The productivity paradox: Lessons from the sugar camp

Don’t confuse strategy and execution.

Strategy and execution are at opposite poles of the spectrum. The former demands a broad view and some imagination – the ability to speculate and innovate. A light touch. Sometimes even a sense of humor.

Execution on the other hand demands a tight focus and the ability to follow the rules. An organization needs both. When it comes to productivity–something you can measure–we are usually talking about execution. This is good as far as it goes, but sometimes we take it too far.

The other day I was pushing a vacuum around the office but I might as well have been on Mars. My colleagues were sitting diligently at their computers, headsets on, focused, being productive. Spending time diligently at your computer is the new definition of work. Anything else is suspect.

The Net is full of advice blogs telling you how to have efficient meetings—generally, the fewer and the shorter the better; with a tight agenda and action items—so you can get back to work, which means sitting at your machine, being productive.

Some groups have walking meetings, but come on?

Productivity is the gospel of our age, but what does it mean? From a distance it often means tapping on keyboards and sliding a mouse.

What is happening is execution. The tasks are relatively clear. Let’s get on with it. Today, most of the tools are digital. Whether you are an architect, a manager, a scientist or a cop in a patrol car, it’s mostly about the laptop, or maybe the PC and don’t forget the smartphone.

In the background of execution lies a set of shared assumptions. A fancy term for this is strategy—the roadmap of where we want to go.

The strategy may be brilliant, but it was set in the past. Execution is really just a test of strategy. Yet there is no perfect strategy.

It is the role of management to set the course and monitor the execution. But reality is complicated. Sometimes you get lucky—you are riding a wave you are not even aware of. Other times you deserve better, but some random act knocks you off course.

The only way to know is step back, sometimes way back. To remove yourself from the day-to-day and all those shared assumptions. You discover something new. It is often from a source outside your usual context. From your viewpoint, it is an anomaly. Suddenly the strategy is suspect.

You realize all that efficiency and productivity may be taking on the wrong route. Perhaps a nimble upstart has devised something new that will make you and your known competitors an anachronism. You have to study your world more deeply, cast a wider net.

This is inimical to the notion of productivity which, by its nature, demands a narrow focus.

How to find the balance?

Sometimes I do that “management by walking around” thing. It is informal. This is how I get to know people. “How is your day going?” is one of my standard lines.

On the surface, there is no agenda but instead a strategic purpose, to prepare the ground for what comes later.

Maybe some storytelling and a few laughs. After a while you get to know your co-workers, their likes and dislikes, their strengths and weaknesses. In a group setting, it creates a certain atmosphere and sense of belonging.

Later, when it is time to confront an important decision that must be made quickly, you discover there is a collective wisdom. Everyone brings their special talents to the table. A few scenarios are tossed out. The decision is made. There is a kind of cosmic efficiency that comes from this holistic approach.

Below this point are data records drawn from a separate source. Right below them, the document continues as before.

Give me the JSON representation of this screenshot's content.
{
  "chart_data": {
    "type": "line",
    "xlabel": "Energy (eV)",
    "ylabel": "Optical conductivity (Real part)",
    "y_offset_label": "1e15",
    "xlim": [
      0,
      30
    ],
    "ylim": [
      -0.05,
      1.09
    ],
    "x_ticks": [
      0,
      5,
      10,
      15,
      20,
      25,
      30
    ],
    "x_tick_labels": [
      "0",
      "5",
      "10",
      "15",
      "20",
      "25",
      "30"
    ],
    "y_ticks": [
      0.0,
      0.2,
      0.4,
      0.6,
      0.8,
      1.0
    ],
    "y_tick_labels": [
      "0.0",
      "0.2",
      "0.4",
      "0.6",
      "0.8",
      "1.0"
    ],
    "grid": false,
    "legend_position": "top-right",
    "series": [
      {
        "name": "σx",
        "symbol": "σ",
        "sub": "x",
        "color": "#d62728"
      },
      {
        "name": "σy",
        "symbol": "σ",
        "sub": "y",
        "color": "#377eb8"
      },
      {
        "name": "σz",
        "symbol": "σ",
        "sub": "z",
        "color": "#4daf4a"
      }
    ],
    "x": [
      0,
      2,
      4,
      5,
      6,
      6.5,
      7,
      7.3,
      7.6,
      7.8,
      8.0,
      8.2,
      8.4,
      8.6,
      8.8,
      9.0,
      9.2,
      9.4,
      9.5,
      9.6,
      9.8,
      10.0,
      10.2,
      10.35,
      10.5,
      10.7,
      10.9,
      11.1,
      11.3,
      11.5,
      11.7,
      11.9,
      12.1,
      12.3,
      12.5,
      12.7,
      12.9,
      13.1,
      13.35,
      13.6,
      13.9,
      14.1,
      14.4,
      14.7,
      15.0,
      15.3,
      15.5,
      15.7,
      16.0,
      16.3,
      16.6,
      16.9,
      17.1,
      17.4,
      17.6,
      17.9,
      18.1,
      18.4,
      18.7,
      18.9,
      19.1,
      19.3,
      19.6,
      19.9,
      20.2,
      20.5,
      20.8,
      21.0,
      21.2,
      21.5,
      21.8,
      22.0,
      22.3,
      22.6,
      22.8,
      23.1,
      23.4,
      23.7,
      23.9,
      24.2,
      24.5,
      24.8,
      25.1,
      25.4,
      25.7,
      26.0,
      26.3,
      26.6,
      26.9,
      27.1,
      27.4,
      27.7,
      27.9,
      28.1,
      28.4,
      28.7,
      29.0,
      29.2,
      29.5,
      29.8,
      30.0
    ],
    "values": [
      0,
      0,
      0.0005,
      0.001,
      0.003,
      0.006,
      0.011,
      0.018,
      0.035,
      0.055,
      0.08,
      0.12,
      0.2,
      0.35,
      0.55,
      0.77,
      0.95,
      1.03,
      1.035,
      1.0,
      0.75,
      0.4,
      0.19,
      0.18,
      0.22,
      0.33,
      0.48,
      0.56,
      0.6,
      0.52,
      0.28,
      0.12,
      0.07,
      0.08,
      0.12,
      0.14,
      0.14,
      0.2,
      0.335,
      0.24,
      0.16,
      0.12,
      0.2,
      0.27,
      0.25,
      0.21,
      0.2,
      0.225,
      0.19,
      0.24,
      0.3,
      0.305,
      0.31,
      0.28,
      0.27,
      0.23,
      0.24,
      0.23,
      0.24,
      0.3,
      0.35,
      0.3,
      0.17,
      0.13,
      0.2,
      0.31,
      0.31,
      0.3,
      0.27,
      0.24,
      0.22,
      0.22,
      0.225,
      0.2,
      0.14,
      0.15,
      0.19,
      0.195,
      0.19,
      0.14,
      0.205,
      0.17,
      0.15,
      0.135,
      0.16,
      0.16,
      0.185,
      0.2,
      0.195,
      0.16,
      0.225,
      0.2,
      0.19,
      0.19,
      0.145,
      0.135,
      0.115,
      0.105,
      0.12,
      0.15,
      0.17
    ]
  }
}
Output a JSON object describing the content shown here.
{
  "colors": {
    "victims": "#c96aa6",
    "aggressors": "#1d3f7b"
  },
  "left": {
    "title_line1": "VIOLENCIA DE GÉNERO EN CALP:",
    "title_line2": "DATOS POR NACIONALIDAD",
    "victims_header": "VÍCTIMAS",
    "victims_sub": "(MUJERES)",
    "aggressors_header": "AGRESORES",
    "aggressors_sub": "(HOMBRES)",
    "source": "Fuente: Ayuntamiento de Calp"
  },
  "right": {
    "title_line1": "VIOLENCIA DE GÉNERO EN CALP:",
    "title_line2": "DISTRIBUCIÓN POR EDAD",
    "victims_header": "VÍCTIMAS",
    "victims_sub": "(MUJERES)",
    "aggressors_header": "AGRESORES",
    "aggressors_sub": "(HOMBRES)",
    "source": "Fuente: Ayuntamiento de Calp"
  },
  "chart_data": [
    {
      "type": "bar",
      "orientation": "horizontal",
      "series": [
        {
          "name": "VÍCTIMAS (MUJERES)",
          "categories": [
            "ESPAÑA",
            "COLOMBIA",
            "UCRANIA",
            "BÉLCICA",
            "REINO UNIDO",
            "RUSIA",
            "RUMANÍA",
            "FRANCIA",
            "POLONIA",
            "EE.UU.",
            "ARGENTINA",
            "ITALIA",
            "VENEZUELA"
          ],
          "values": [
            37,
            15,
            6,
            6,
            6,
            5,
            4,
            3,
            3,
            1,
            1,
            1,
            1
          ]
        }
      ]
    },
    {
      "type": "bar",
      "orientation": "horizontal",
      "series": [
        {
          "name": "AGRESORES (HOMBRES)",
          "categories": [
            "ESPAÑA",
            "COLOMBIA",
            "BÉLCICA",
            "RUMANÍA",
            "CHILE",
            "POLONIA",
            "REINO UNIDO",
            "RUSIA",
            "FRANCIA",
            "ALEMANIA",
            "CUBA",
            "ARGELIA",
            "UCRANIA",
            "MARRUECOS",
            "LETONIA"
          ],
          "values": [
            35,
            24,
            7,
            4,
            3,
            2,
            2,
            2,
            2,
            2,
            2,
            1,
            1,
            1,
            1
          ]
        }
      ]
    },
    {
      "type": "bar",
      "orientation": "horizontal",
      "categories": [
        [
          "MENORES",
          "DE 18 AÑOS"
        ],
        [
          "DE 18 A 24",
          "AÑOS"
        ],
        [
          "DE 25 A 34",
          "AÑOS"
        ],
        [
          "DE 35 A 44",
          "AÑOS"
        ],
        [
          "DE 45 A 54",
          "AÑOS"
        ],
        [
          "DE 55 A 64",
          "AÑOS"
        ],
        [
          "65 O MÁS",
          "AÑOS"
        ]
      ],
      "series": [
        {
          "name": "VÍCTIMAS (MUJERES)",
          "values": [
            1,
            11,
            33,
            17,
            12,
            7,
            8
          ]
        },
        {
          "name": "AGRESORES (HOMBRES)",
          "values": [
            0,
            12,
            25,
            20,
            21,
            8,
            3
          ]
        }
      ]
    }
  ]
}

I remember watching my father-in-law and his brothers at the maple sugar camp. They had grown up together and knew each other well. When the sap runs it is all hands on deck, day or night.

The boiling camp is a complicated operation. Wood is fed into the boiler, sap into the pan. Customers wander around enjoying the scene but getting in the way. Someone checks the specific gravity and the syrup drawn off at just the right time.

The customers buy some maple products: syrup, sugar, butter, leaves. People have to be fed. An ATV arrives with supplies.

It is a sort of controlled chaos. There are many technical operations to keep track of, some laughs and teasing at the same time. This is how people have worked in groups since the dawn of time. It is informal but sophisticated. There is a sense of flow.

People look up. They have to communicate in tight quarters. Joking around helps. Young people watch the older ones. They are learning a subtle set of social rules as well as the technical stuff.

Outside the weather changes. It is warming up. There is a light drizzle. The sap stops running. Soon it will be time to clean the pans. Head home.

Nature is a mysterious force. It is hard to predict exactly when the sap will start running and how long it will run. When the season will start and when it will it end.

There are many technical tasks but the groups has to have its own wisdom—that sense of the bigger picture. The tools are just tools and everyone knows it.

The “why” is clear: The season is short and the sap is rare. The syrup is delicious and it can be made into many more products. Making the stuff is an experience in itself.

You are out in the woods. Your senses are alive. Strategy and execution have to blend. At the end of the day someone sweeps out the boiling camp.

I shut off the vacuum. Get back to work.